Using data from the population-based Medical Birth Registry of Norway, the researchers examined pregnancy and birth outcome in an unselected population of women with both treated and untreated epilepsy. The study included all births recorded from December 1, 1998, through 2005. The team compared 2861 deliveries by women with epilepsy to 369,267 non-epilepsy deliveries.
Of the 2861 epileptic women, 1900 (66%) did not use antiepileptic drugs during pregnancy. Overall, 961 pregnancies in the epilepsy group were exposed to antiepileptic drugs, mostly as monotherapy.
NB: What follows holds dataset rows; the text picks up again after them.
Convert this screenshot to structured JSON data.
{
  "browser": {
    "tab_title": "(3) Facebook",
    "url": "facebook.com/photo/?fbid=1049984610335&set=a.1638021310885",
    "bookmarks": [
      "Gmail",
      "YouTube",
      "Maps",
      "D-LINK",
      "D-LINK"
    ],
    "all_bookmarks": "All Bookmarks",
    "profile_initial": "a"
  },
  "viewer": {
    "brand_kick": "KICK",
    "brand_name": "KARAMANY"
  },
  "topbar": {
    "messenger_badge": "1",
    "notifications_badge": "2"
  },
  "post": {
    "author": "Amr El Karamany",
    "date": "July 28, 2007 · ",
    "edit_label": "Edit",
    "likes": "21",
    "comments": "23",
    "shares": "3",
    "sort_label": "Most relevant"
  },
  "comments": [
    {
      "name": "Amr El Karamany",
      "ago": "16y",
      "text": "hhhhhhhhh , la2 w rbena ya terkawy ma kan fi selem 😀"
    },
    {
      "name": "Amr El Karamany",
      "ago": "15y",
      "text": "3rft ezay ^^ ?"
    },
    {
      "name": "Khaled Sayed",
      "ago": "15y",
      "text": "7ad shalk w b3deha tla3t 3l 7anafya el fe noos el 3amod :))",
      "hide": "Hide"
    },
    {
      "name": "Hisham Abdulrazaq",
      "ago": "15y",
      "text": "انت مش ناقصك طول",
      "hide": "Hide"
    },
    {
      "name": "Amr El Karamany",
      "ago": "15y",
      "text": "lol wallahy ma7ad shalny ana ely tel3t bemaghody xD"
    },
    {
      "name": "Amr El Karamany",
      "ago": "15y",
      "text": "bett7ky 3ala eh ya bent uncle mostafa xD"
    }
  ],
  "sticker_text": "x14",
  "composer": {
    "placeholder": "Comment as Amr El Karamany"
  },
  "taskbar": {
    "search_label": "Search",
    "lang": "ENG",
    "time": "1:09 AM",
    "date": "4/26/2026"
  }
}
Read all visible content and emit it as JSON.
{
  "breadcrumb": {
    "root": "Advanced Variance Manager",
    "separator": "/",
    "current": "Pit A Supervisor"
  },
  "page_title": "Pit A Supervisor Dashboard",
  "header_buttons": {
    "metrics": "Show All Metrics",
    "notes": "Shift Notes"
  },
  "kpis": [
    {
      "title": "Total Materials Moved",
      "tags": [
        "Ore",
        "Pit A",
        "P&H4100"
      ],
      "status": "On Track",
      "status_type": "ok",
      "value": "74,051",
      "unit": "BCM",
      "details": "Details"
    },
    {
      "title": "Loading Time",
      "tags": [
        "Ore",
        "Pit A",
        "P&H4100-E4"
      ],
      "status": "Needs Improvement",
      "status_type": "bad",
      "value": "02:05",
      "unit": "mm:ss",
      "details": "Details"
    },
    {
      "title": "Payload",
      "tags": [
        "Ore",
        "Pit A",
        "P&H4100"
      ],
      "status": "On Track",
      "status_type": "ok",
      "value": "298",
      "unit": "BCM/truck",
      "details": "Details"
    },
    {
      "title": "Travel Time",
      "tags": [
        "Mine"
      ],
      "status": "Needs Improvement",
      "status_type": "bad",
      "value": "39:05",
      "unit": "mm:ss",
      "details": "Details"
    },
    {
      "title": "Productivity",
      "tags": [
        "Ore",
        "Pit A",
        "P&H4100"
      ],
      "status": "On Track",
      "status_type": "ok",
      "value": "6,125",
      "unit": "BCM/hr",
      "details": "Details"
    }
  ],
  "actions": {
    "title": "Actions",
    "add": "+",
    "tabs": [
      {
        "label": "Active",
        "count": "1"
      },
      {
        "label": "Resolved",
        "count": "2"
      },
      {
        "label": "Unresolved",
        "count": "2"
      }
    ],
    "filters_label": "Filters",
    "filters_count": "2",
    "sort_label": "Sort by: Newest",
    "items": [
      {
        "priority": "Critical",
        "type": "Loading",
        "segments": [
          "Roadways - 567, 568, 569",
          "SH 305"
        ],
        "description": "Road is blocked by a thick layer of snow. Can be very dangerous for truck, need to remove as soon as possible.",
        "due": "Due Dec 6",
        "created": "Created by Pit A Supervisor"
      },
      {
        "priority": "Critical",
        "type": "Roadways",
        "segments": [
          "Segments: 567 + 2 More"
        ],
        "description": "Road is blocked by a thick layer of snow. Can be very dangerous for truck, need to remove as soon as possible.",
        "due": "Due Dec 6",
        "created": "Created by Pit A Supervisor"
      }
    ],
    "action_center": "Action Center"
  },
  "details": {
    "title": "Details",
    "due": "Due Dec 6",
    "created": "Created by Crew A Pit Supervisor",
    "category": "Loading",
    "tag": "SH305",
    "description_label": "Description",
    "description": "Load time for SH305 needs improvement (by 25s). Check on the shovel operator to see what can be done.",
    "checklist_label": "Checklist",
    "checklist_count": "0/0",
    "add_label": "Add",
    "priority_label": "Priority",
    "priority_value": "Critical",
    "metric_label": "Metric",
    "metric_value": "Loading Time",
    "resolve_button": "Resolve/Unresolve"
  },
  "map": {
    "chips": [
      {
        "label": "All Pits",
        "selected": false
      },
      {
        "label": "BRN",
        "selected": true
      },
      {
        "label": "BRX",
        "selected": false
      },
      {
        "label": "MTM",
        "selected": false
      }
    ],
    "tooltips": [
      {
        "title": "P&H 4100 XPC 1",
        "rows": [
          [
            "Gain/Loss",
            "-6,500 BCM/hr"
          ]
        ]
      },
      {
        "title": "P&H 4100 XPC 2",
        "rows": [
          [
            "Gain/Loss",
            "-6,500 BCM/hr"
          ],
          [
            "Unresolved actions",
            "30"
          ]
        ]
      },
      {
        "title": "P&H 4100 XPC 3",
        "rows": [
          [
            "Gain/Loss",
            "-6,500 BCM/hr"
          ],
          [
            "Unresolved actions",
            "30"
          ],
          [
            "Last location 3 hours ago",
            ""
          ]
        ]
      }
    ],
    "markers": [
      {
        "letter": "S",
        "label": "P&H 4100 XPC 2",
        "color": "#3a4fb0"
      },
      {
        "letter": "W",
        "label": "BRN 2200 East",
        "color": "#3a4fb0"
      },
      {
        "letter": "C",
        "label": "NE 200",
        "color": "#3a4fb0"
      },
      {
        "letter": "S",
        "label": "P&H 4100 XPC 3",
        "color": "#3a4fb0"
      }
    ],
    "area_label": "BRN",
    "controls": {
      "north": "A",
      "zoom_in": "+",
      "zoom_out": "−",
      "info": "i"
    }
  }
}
Antiepileptic drugs used included carbamazepine, lamotrigine, valproate, oxcarbazepine, clonazepam, topiramate, phenytoin, phenobarbital, levetiracetam, gabapentin, and vigabatrin.
Infants who were exposed to antiepileptic drugs were more often preterm (p = 0.01), and more often had birth weight <2500 g (p < 0.001), head circumference <2.5 percentile (p < 0.001), and low Apgar score (p = 0.03) compared to non-epilepsy controls, according to the report in the September issue of Epilepsia.
Epilepsy group children were more often transferred to a pediatric ward during the neonatal period. This was especially true in antiepileptic drug-exposed infants. Small-for-gestational-age infants occurred more frequently in infants who were exposed to antiepileptic drugs (p = 0.05) and unexposed infants (p = 0.02) than in controls.
There was no significant difference in the frequency of major congenital malformations between the epilepsy group and the control group (2.8% versus 2.5%, respectively). Significantly higher rates of major congenital malformations and any congenital malformations were found in infants exposed to either valproate or polytherapy.
“Cardiovascular malformations were significantly more common in antiepileptic drug-exposed infants versus controls, and especially for valproate exposure,” Dr. Veiby and colleagues explain. “In the untreated epilepsy group there was a higher occurrence of genital malformations.”
Neonatal spina bifida was not significantly increased in the epilepsy group compared to the control group. Down syndrome was significantly more common in untreated epilepsy pregnancies compared to controls. Both spina bifida and Down syndrome were major indications for elective pregnancy termination among epileptic women. A higher rate of cesarean section was observed in the epilepsy group, regardless of antiepileptic drug-exposure (p < 0.001).
“Adverse pregnancy and birth outcome in women with epilepsy is mainly confined to antiepileptic drug-exposed pregnancies,” the authors conclude, “although some risks are associated also with untreated epilepsy.”